Would You Like Fries With That?
By Suzanne Lever
Given the current state of the economy, law firms are looking for ways to expand their business opportunities. One approach is for the law firm to begin offering law-related services. Law-related services consist of services that "might reasonably be performed in conjunction with and in substance are related to the provision of legal services, and that are not prohibited as unauthorized practice of law when provided by a nonlawyer." Rule 5.7(b). Sometimes called ancillary businesses, law-related services range from financial planning to lobbying to psychological counseling.
There are many ethical issues a law firm should consider when deciding to offer law-related services. An initial consideration should be whether to offer the services "in-house" or through a separate entity. When law-related services are provided under circumstances that are not distinct from the provision of legal services (in-house), the law firm will be subject to all of the Rules of Professional Conduct with respect to the provision of the law-related services. The primary ethical concerns present in such an arrangement are avoiding conflicts of interest and maintaining client confidentiality.

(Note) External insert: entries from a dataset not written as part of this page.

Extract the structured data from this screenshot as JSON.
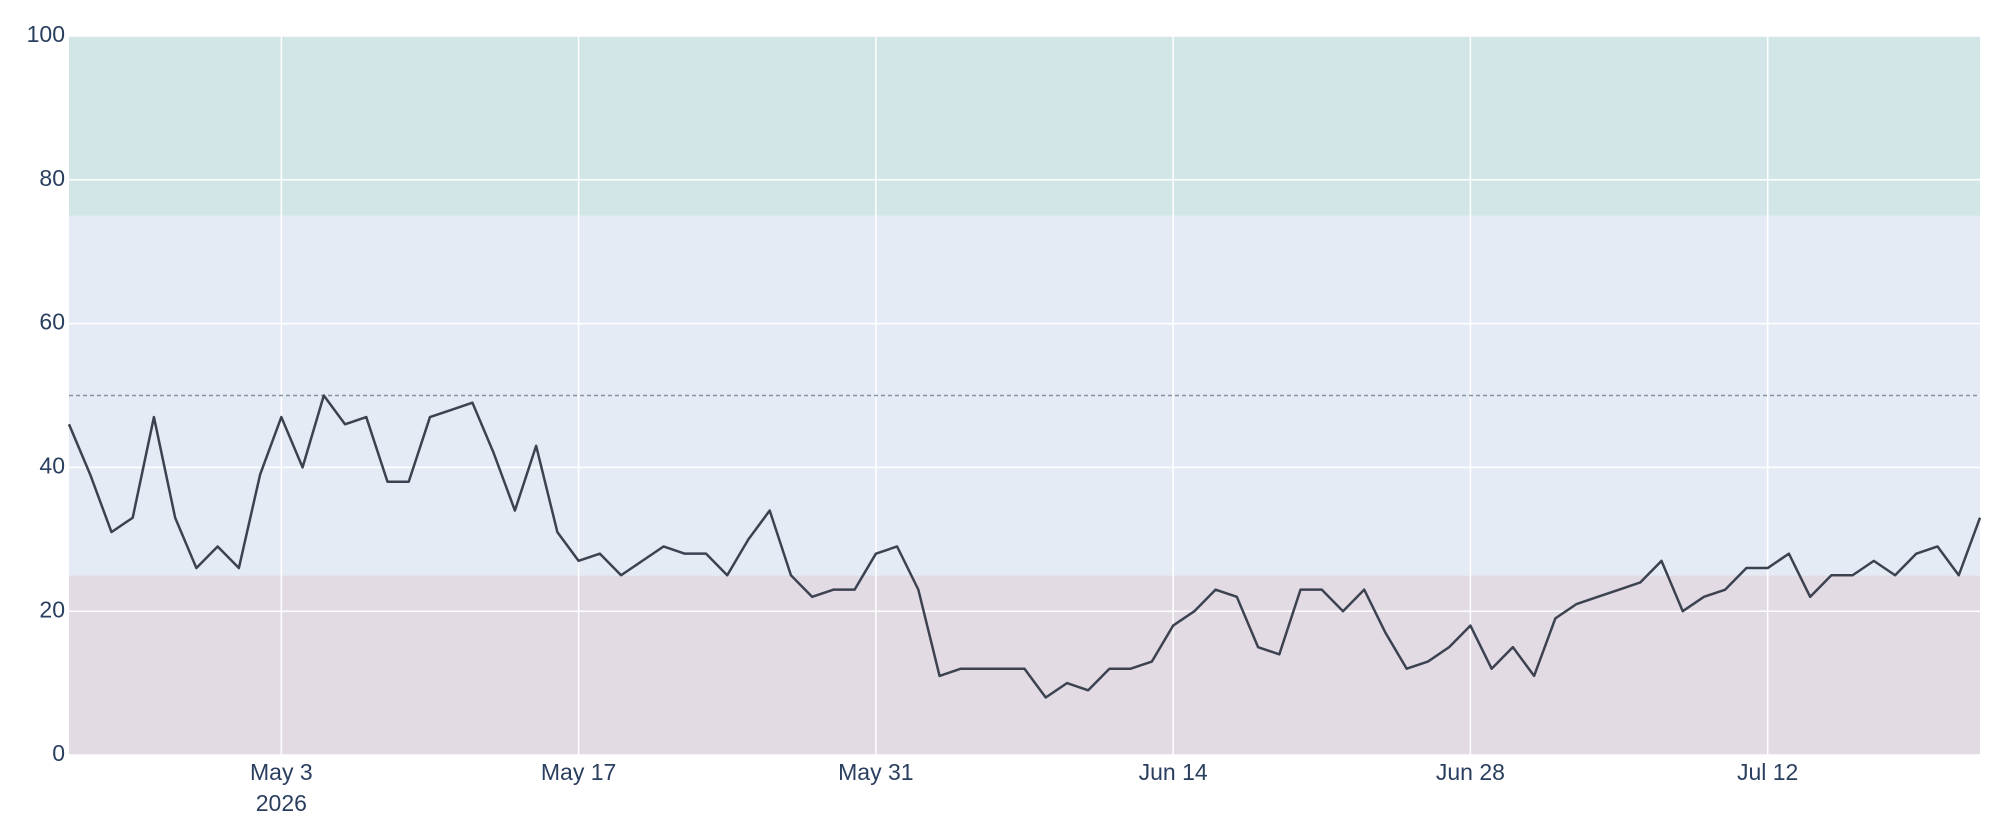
{
  "chart_data": {
    "type": "line",
    "x": [
      "2026-04-23",
      "2026-04-24",
      "2026-04-25",
      "2026-04-26",
      "2026-04-27",
      "2026-04-28",
      "2026-04-29",
      "2026-04-30",
      "2026-05-01",
      "2026-05-02",
      "2026-05-03",
      "2026-05-04",
      "2026-05-05",
      "2026-05-06",
      "2026-05-07",
      "2026-05-08",
      "2026-05-09",
      "2026-05-10",
      "2026-05-11",
      "2026-05-12",
      "2026-05-13",
      "2026-05-14",
      "2026-05-15",
      "2026-05-16",
      "2026-05-17",
      "2026-05-18",
      "2026-05-19",
      "2026-05-20",
      "2026-05-21",
      "2026-05-22",
      "2026-05-23",
      "2026-05-24",
      "2026-05-25",
      "2026-05-26",
      "2026-05-27",
      "2026-05-28",
      "2026-05-29",
      "2026-05-30",
      "2026-05-31",
      "2026-06-01",
      "2026-06-02",
      "2026-06-03",
      "2026-06-04",
      "2026-06-05",
      "2026-06-06",
      "2026-06-07",
      "2026-06-08",
      "2026-06-09",
      "2026-06-10",
      "2026-06-11",
      "2026-06-12",
      "2026-06-13",
      "2026-06-14",
      "2026-06-15",
      "2026-06-16",
      "2026-06-17",
      "2026-06-18",
      "2026-06-19",
      "2026-06-20",
      "2026-06-21",
      "2026-06-22",
      "2026-06-23",
      "2026-06-24",
      "2026-06-25",
      "2026-06-26",
      "2026-06-27",
      "2026-06-28",
      "2026-06-29",
      "2026-06-30",
      "2026-07-01",
      "2026-07-02",
      "2026-07-03",
      "2026-07-04",
      "2026-07-05",
      "2026-07-06",
      "2026-07-07",
      "2026-07-08",
      "2026-07-09",
      "2026-07-10",
      "2026-07-11",
      "2026-07-12",
      "2026-07-13",
      "2026-07-14",
      "2026-07-15",
      "2026-07-16",
      "2026-07-17",
      "2026-07-18",
      "2026-07-19",
      "2026-07-20",
      "2026-07-21",
      "2026-07-22"
    ],
    "series": [
      {
        "color": "#3d4251",
        "values": [
          46,
          39,
          31,
          33,
          47,
          33,
          26,
          29,
          26,
          39,
          47,
          40,
          50,
          46,
          47,
          38,
          38,
          47,
          48,
          49,
          42,
          34,
          43,
          31,
          27,
          28,
          25,
          27,
          29,
          28,
          28,
          25,
          30,
          34,
          25,
          22,
          23,
          23,
          28,
          29,
          23,
          11,
          12,
          12,
          12,
          12,
          8,
          10,
          9,
          12,
          12,
          13,
          18,
          20,
          23,
          22,
          15,
          14,
          23,
          23,
          20,
          23,
          17,
          12,
          13,
          15,
          18,
          12,
          15,
          11,
          19,
          21,
          22,
          23,
          24,
          27,
          20,
          22,
          23,
          26,
          26,
          28,
          22,
          25,
          25,
          27,
          25,
          28,
          29,
          25,
          33
        ]
      }
    ],
    "xlim": [
      "2026-04-23",
      "2026-07-22"
    ],
    "xticks": [
      {
        "value": "2026-05-03",
        "label": "May 3"
      },
      {
        "value": "2026-05-17",
        "label": "May 17"
      },
      {
        "value": "2026-05-31",
        "label": "May 31"
      },
      {
        "value": "2026-06-14",
        "label": "Jun 14"
      },
      {
        "value": "2026-06-28",
        "label": "Jun 28"
      },
      {
        "value": "2026-07-12",
        "label": "Jul 12"
      }
    ],
    "xtick_year": "2026",
    "ylim": [
      0,
      100
    ],
    "yticks": [
      0,
      20,
      40,
      60,
      80,
      100
    ],
    "grid": true,
    "bands": [
      {
        "y0": 0,
        "y1": 25,
        "color": "#e2dbe4"
      },
      {
        "y0": 25,
        "y1": 75,
        "color": "#e5ebf5"
      },
      {
        "y0": 75,
        "y1": 100,
        "color": "#d2e5e7"
      }
    ],
    "reference_line": {
      "y": 50,
      "color": "#8a93a5"
    }
  }
}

If the law-related services are provided by a separate entity, the law firm will still be subject to all of the Rules of Professional Conduct unless the law firms takes "reasonable measures" to ensure that a person obtaining the law-related services knows that the services are not legal services and that the protections of the lawyer-client relationship (i.e., the protection of client confidences, prohibition against representation of persons with conflicting interests, protection of the attorney-client privilege, and obligation of a lawyer to maintain professional independence) do not exist. See Rule 5.7(a)(2). The communication should be made before entering into an agreement for provision of or providing law-related services. It is best if the communication is in writing. Rule 5.7, cmt. . Remember that a lawyer is always subject to those ethical rules that apply generally to a lawyer's conduct, irrespective of whether the conduct relates to the provision of legal services. Rule 5.7, cmt. .

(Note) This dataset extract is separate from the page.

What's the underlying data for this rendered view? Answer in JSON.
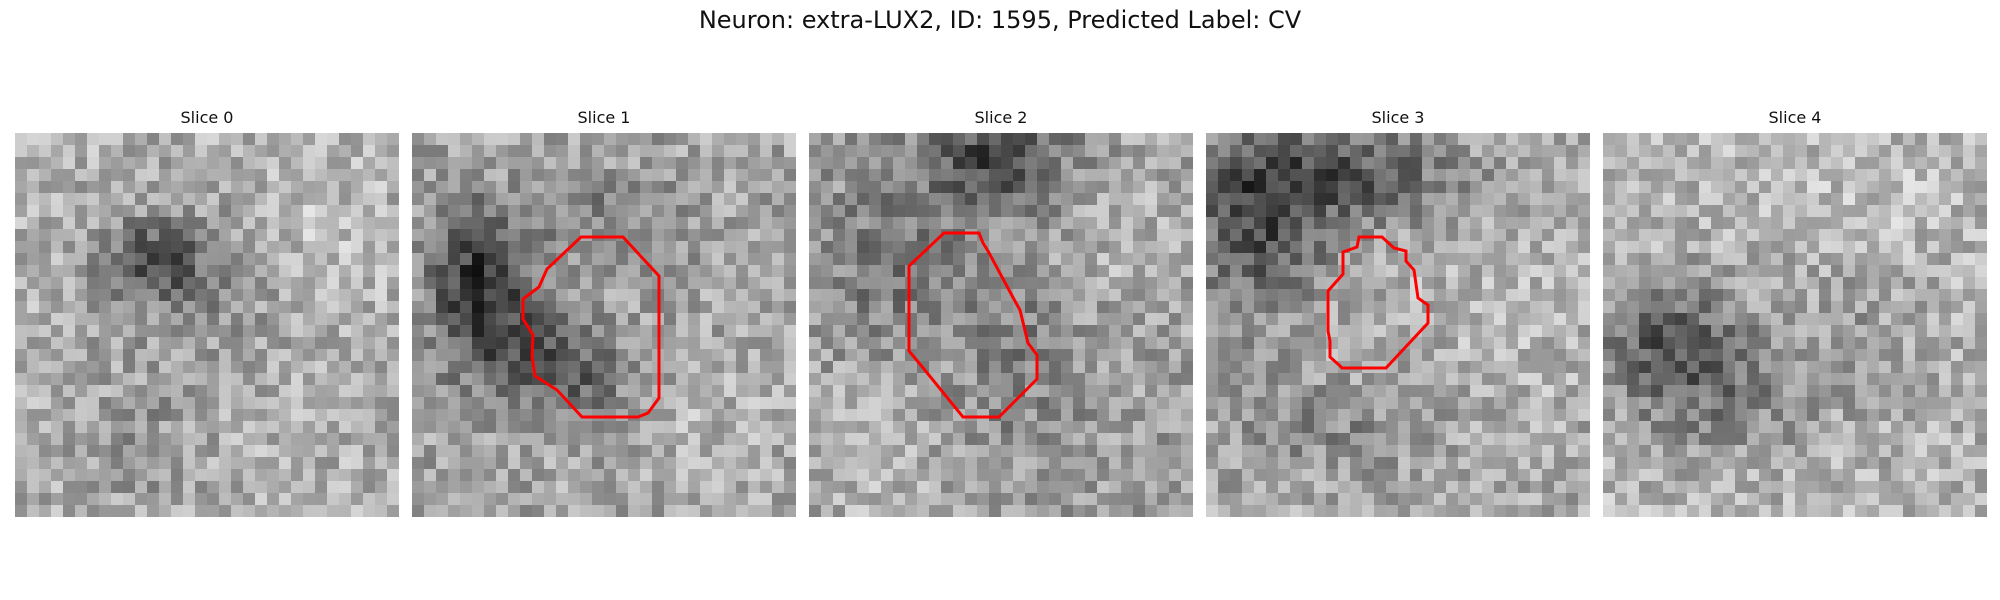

The decision of whether to provide the law-related services internally or through a separate entity also implicates the law firm's duties when referring legal clients to the ancillary business. Referrals of clients from the law firm to a separate law-related business in which the lawyer has an ownership interest constitute business transactions with a client and are subject to the requirements of Rule 1.8(a) (the transaction must be fair to the client, the lawyer must explain the terms of the relationship in writing, and the client must consent in writing and have the opportunity to consult with independent counsel.) When law-related services are provided in-house, the law firm does not have to comply with Rule 1.8(a).
Regardless of whether the law-related services are provided as an in-house service or through a subsidiary of the law firm, the law firm must comply with Rule 1.7(b) regarding conflicts of interest caused by a lawyer's financial interests. In 2000 FEO 9 the Ethics Committee held that a lawyer who was also a certified public accountant could provide legal services and accounting services from the same office. The opinion cites Rule 1.7 and provides that the lawyer may offer accounting services to his legal clients, provided the lawyer fully discloses his self-interest in making a referral to himself and the lawyer determines that the referral is in the best interest of the client. The opinion, in reliance on Rule 7.3, also permits in-person solicitation of the business customers for legal services, but only if a "prior professional relationship" had been established.

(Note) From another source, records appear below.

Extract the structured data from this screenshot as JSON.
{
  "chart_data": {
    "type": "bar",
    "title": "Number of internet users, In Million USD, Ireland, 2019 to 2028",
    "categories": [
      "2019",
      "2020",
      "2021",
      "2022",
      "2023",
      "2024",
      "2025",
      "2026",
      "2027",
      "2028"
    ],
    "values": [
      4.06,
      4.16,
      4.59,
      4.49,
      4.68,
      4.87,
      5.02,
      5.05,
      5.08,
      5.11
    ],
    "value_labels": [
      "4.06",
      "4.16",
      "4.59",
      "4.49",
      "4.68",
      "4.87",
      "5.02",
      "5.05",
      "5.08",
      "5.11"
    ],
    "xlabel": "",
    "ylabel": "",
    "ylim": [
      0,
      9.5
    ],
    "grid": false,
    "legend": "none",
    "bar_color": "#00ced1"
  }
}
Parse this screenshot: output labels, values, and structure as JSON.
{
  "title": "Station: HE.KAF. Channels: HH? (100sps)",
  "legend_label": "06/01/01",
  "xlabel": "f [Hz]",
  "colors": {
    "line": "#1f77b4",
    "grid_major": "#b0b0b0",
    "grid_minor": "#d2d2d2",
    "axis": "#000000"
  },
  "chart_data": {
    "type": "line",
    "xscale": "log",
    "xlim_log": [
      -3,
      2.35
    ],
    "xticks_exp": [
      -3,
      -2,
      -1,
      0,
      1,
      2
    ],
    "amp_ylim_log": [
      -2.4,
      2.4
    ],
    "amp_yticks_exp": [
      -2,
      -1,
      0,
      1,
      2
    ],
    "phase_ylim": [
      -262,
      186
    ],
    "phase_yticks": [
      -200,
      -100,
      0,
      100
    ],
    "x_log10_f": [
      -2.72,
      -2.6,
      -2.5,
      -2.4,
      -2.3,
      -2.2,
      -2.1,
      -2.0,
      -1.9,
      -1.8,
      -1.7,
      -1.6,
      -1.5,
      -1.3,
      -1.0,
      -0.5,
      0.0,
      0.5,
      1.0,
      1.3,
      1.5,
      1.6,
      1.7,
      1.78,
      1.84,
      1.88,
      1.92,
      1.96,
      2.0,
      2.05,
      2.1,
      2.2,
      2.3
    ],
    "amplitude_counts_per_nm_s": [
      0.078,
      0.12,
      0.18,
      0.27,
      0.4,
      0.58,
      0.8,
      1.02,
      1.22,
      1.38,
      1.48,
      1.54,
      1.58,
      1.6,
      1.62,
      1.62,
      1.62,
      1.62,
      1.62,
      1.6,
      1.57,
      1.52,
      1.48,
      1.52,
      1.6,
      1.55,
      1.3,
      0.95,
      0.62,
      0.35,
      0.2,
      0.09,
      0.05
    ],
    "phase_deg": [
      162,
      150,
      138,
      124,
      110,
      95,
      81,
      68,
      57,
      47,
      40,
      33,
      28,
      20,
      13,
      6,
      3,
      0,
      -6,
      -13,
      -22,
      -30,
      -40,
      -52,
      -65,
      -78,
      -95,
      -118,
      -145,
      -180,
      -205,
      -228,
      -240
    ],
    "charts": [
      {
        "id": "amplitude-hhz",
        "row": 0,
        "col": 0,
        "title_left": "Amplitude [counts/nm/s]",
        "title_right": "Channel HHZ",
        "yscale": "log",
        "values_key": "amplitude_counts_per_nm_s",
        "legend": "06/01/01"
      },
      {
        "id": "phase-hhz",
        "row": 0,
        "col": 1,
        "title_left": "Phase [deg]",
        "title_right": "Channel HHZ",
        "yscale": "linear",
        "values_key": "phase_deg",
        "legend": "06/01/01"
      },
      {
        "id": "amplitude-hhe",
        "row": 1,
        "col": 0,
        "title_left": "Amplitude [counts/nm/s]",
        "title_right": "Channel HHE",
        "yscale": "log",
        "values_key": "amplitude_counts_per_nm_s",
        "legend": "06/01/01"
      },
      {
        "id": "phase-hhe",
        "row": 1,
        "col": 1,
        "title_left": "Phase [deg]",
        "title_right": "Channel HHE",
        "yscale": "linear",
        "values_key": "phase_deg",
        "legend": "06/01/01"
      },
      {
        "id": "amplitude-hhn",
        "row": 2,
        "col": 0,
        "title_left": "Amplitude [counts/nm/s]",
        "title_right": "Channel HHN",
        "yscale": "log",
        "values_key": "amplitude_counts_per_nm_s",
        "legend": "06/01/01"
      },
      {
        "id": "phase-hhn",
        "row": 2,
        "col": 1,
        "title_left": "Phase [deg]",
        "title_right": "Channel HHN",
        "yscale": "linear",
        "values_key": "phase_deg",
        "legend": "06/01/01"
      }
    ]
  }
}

2000 FEO 9 also touches on the issue of whether a law firm and an ancillary business can advertise together. The opinion holds that advertisements for the lawyer's services may indicate that the lawyer offers both legal and accounting services, subject to any requirements of the State Board of Certified Public Accountant Examiners.
The law firm must also be careful to avoid violations of Rules 5.3, 5.4, and 5.5. Pursuant to Rule 5.4, lawyers are prohibited from sharing legal fees with a nonlaywer or from forming a partnership with a nonlawyer, if any of the activities of the partnership consist of the practice of law. In RPC 238, the ethics committee held that a lawyer specializing in estate planning could employ a nonlawyer financial advisor so that the law firm could offer its clients financial planning. The opinion states that the nonlawyer financial advisor may be an employee of the law firm but may not become a partner, shareholder, or otherwise own an interest in the law firm and that legal fees may not be shared with the nonlawyer employee.
RPC 238 also cautions that the law firm must have in effect measures giving reasonable assurance that the conduct of a nonlawyer financial advisor will be compatible with the lawyer's professional obligations. Rule 5.3. In particular, the financial advisor may not be held out as offering legal services. Rule 5.5 Also, reasonable measures must be taken to explain to the client that the financial advisor is a nonlawyer who cannot provide legal advice.
If your law firm is thinking of moving towards a "value meal" approach to providing legal services, carefully consider how the ancillary business(es) will be structured. Specifically, the law firm should consider (1) whether the services will be provided in-house or through a separate entity; (2) if the firm will use a separate entity, whether the entity will be wholly or partially owned by the law firm; (3) if the law firm will use a separate entity, and will not have 100% ownership, whether the remaining owners will be lawyers or nonlawyers.
Suzanne Lever is assistant ethics counsel at the State Bar.